最知さんは、斎藤工さんが主演したTBSのドラマ「クロヒョウ」なども手掛けてきた。フジテレビ系列とWOWOWで放送されたドラマ「ギフテッド」でも監督を務めている。「ギフテッド」は、人気アイドルグループ「NEWS」のメンバー、増田貴久さんが主演を務めたドラマだ。
「さくらの親子丼2」第5話は正月に放送するため、何か特別感を出したいということでロケ地が出雲に決まった。宮崎県、北海道など他にも候補地がある中で、出雲が選ばれた。
通常、テレビドラマは事前に「ロケハン(撮影地の下見)」をやってから、前もって映像の切り替えなどの計画を立てる。そのうえで撮影に臨む。「さくらの親子丼2」の第5話では、その時間が無かった。撮影開始日である12月7日の3日前に、カメラマンと制作部スタッフを連れて「ロケハン」に訪れた。東京に帰って構想を練る間もなく、そのまま撮影に突入する。どの場所をどのシーンで使うかなど、現地に行ってみて、その場で決めた。
冬の山陰地方は天気が変わりやすい。撮影の日程が決まっているため、雨や雪が降っても延期したり中止したりすることはできない。直前のシーンは晴れていたのに、次のシーンが突然、雪が舞う中での撮影になることもあった。砂浜での撮影では、風が強すぎて目を開けることができないほどだ。舞い上がる砂でカメラが壊れる寸前だ。最知さんは「結果的にそういったことが効果的だった」と回想する。
島根フィルムコミッションのスタッフ、原みさこさんは「さくらの親子丼2」の撮影支援を行っていた。原さんは当時のことを次のように振り返る。
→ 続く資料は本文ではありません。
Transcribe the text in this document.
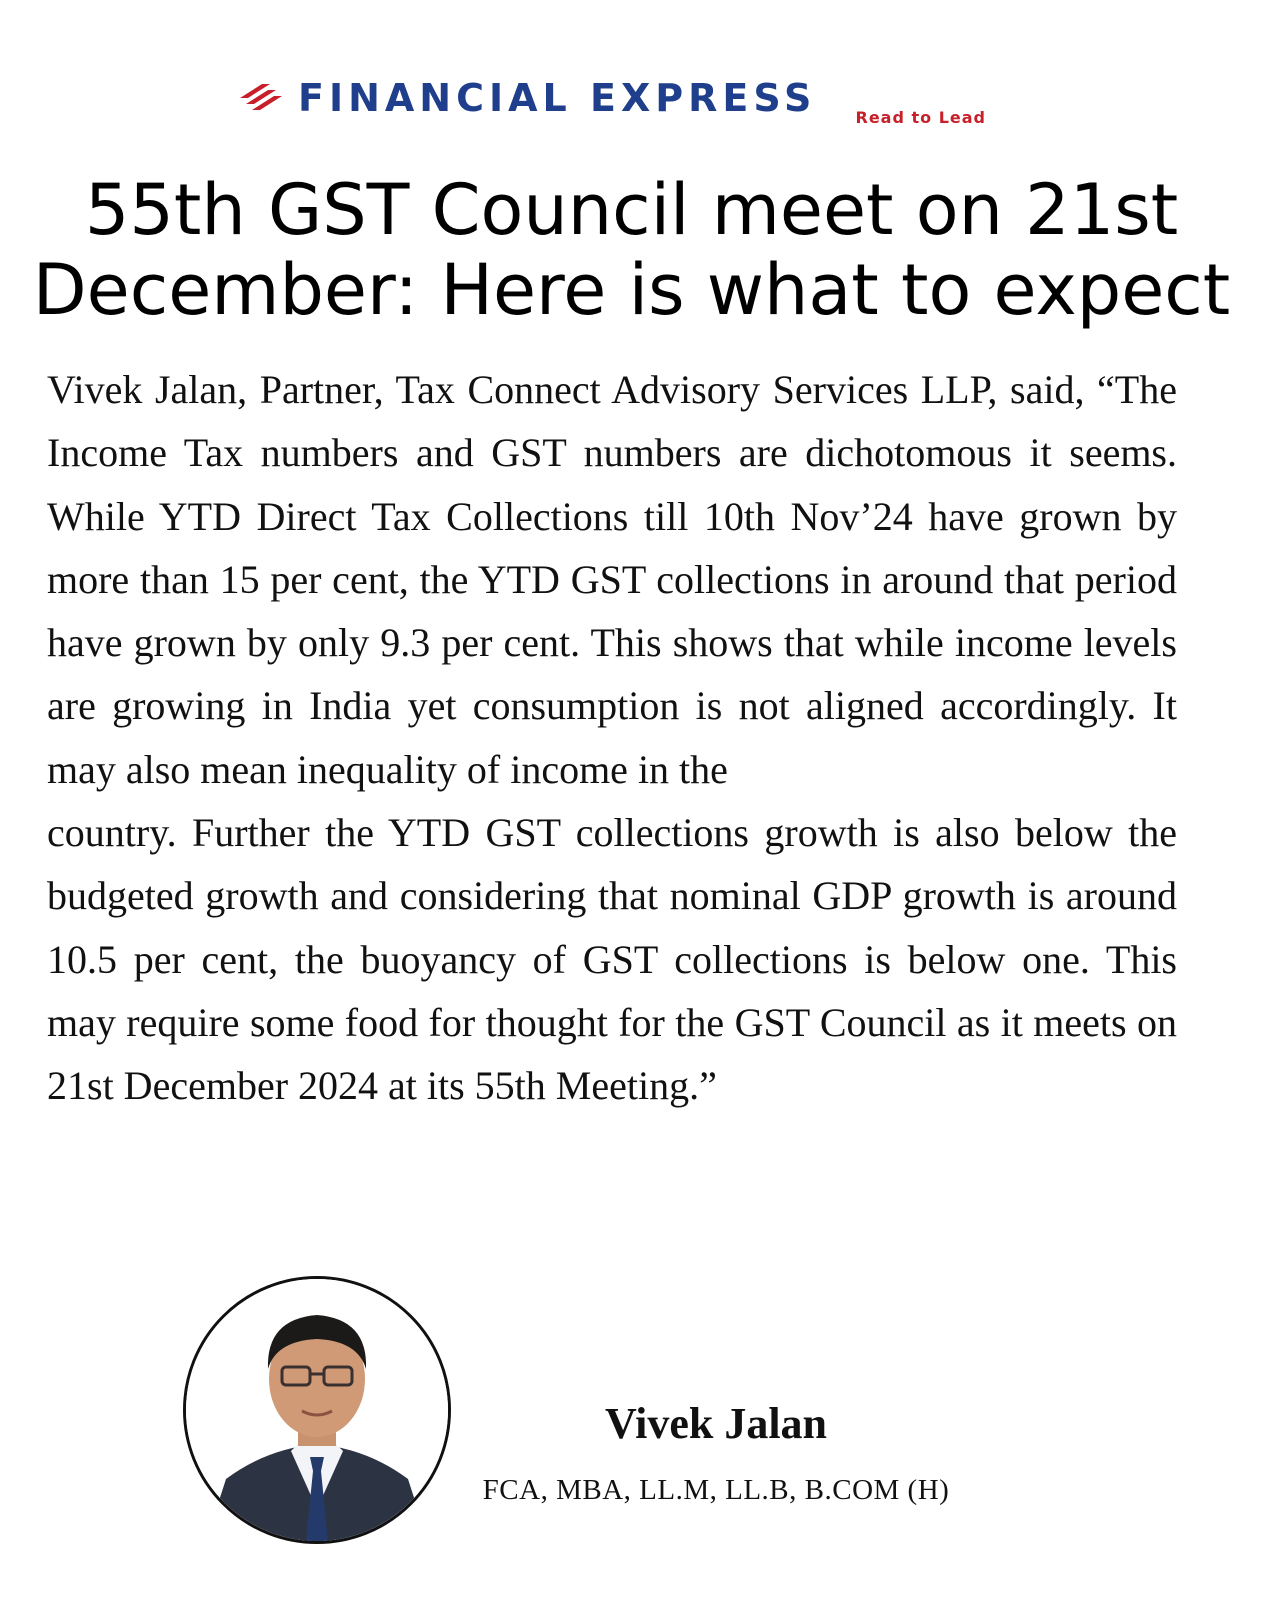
FINANCIAL EXPRESS Read to Lead
55th GST Council meet on 21st December: Here is what to expect
Vivek Jalan, Partner, Tax Connect Advisory Services LLP, said, “The Income Tax numbers and GST numbers are dichotomous it seems. While YTD Direct Tax Collections till 10th Nov’24 have grown by more than 15 per cent, the YTD GST collections in around that period have grown by only 9.3 per cent. This shows that while income levels are growing in India yet consumption is not aligned accordingly. It may also mean inequality of income in the
country. Further the YTD GST collections growth is also below the budgeted growth and considering that nominal GDP growth is around 10.5 per cent, the buoyancy of GST collections is below one. This may require some food for thought for the GST Council as it meets on 21st December 2024 at its 55th Meeting.”
Vivek Jalan
FCA, MBA, LL.M, LL.B, B.COM (H)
「最知監督はスタッフや役者の方々をはじめ、地域の方々にも分け隔てなくお声をかけておられました。撮影チーム全体がとても良い雰囲気で、監督のお人柄や魅力があふれている現場だなと感じました」
最知さんは今年10月、動画配信サイト「YouTube」で「ゆきパパの1人旅」という個人チャンネルを開設した。ドラマ制作で身につけた技術を活かして、構成から撮影、編集まで自ら行う。
最知さんによると、現在の職業は「旅人」なのだという。年内はテレビドラマの仕事を調整し、YouTube動画の制作に励む。開設から1か月も経たないうちに「韓国編」など海外ロケの動画が公開されている。11月からは台湾・ベトナム・カンボジア・ラオス・タイへ撮影に行く。今後はテレビドラマの仕事と「旅人」を半々でやっていく予定だ。
2025年の夏ごろには「ゆきパパの1人旅」の制作で山陰を訪れることも計画している。米子市は祖母の故郷だ。仕事で立ち寄ったことはあるものの、個人的に行くのは約40年ぶりとなる。「想い出をたどりながら、祖母への想いを馳せる旅になる」と語る最知さん。
山陰の郷土料理にも興味がある。「いなり寿司の具沢山みたいなやつとか、乾燥ワカメのおにぎりとか、祖母はよく作っていました」と懐かしそうだ。
「いなり寿司の具沢山みたいなやつ」とは、鳥取県西部の郷土料理「いただき」のことと思われる。
「さくらの親子丼2」の撮影時、出雲で食べた「のどぐろ」や「カニ」の味も忘れられない。出雲では「さくらの親子丼」の聖地巡礼をしたいと考えている。
祖母の故郷「米子」と、思い出の地「出雲」が「ゆきパパの1人旅」で取り上げられる日が楽しみだ。